Today’s Top Stories:
1. Gazans fire rockets at Israel. IDF strikes back, killing two. Details at YNet. Hamas can’t afford an escalation — the Emir of Qatar confirmed his plans to visit Gaza in the coming days. AP has more information about that.
2. Jordanian security thwarted an Al Qaida plot targeting Western diplomatic missions and shopping centers. More at AP and the BBC, which writes:
It seems mortar bombs were being sourced from Syria, technical bomb-making expertise from al-Qaeda operatives in Iraq, and detailed on-the-ground reconnaissance of the targets to hit gathered in the Jordanian capital, Amman. The range of those targets is both ambitious and terrifying, from shopping malls, to embassies, foreign tourists and hotels.

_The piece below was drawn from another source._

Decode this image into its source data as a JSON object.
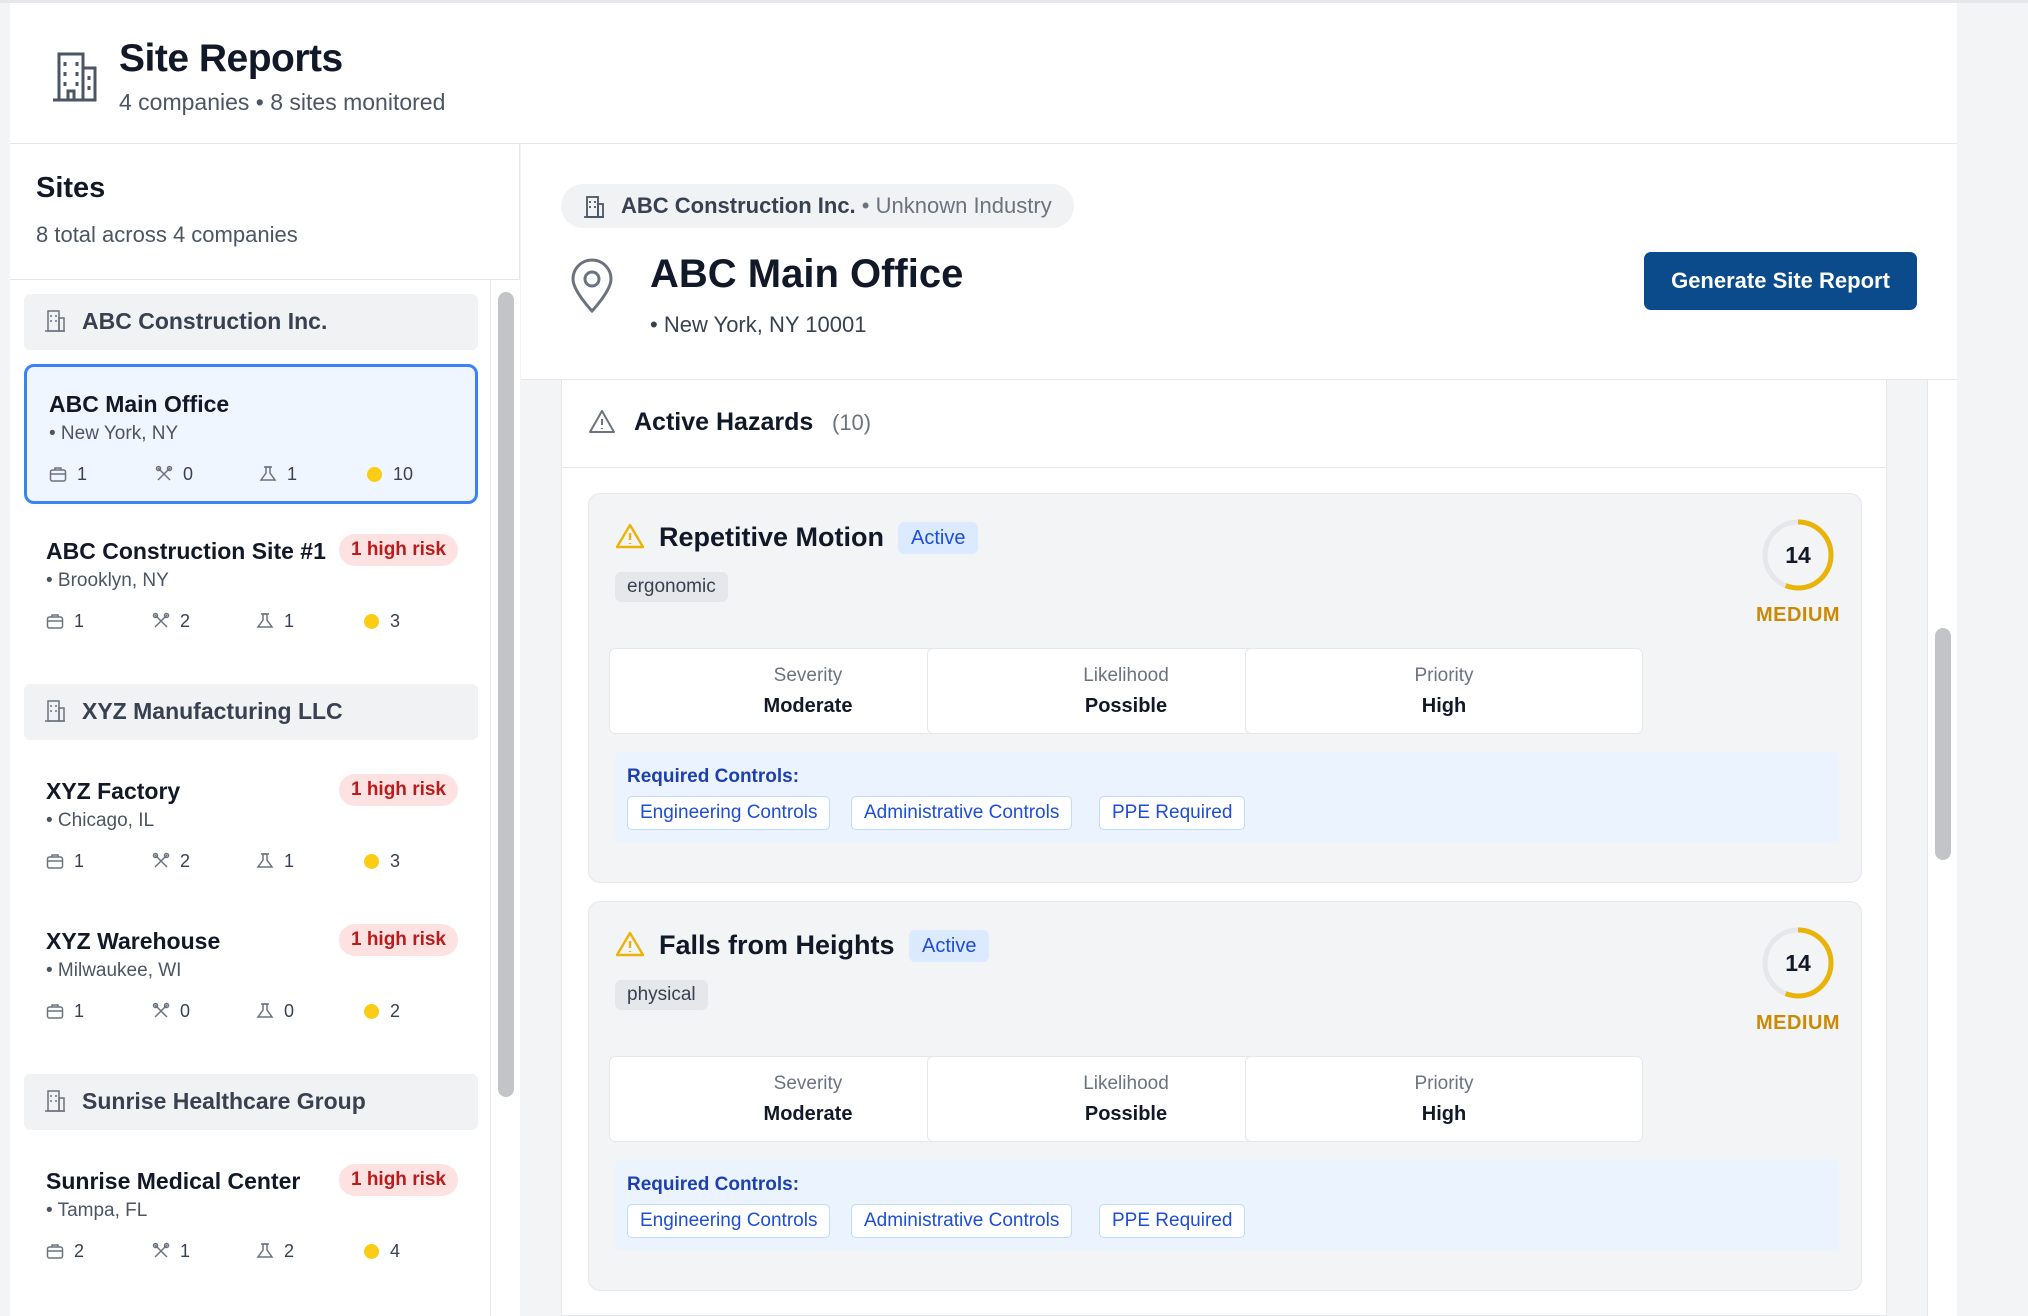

3. A day after the funeral of Lebanon’s assassinate intelligence chief, the country’s still on edge. Judging from Reuters, you can cut the tension with a knife.
Rest O’ the Roundup
• YNet: Are the PA and Israeli Arab crime families in cahoots to launder money?
• One letter to the editor drawing a lot of attention online. Thomas C. Reed, a former secretary of the Air Force, who designed thermonuclear devices, wrote to the Wall St. Journal:
Once any nuclear wannabe gets 160 pounds of uranium enriched to 80% U-235 (the enrichment level of the Hiroshima bomb and of South Africa’s Melba) he has a weapon. “Little Boy,” the bomb dropped on Hiroshima, did not need to be tested; we knew it would work. The design is now in the open literature: It is 1940s technology, easy to build.
Iran’s first nuke will not be fired at a target, any more than was India’s, Pakistan’s or North Korea’s. A confirmed Iranian nuclear detonation within a mountain or in the desert will let the world know the game has changed.
• Daily Telegraph: A senior aid to Mahmoud Ahmadinejad is laundering money in Austria to help Tehran evade sanctions.
• Thumbs up to CNN for a handy who’s who of key players in the Lebanese crisis.
• NPR looks at the latest in the Israeli newspaper wars.
• The BBC aired the second part of its look at Jewish refugees from Arab countries.
• Heh: Iran’s judiciary blocked Mahmoud Ahmadinejad from visiting his own aid in Tehran’s notorious Evin prison. The Atlantic Wire rounds up all you need to know.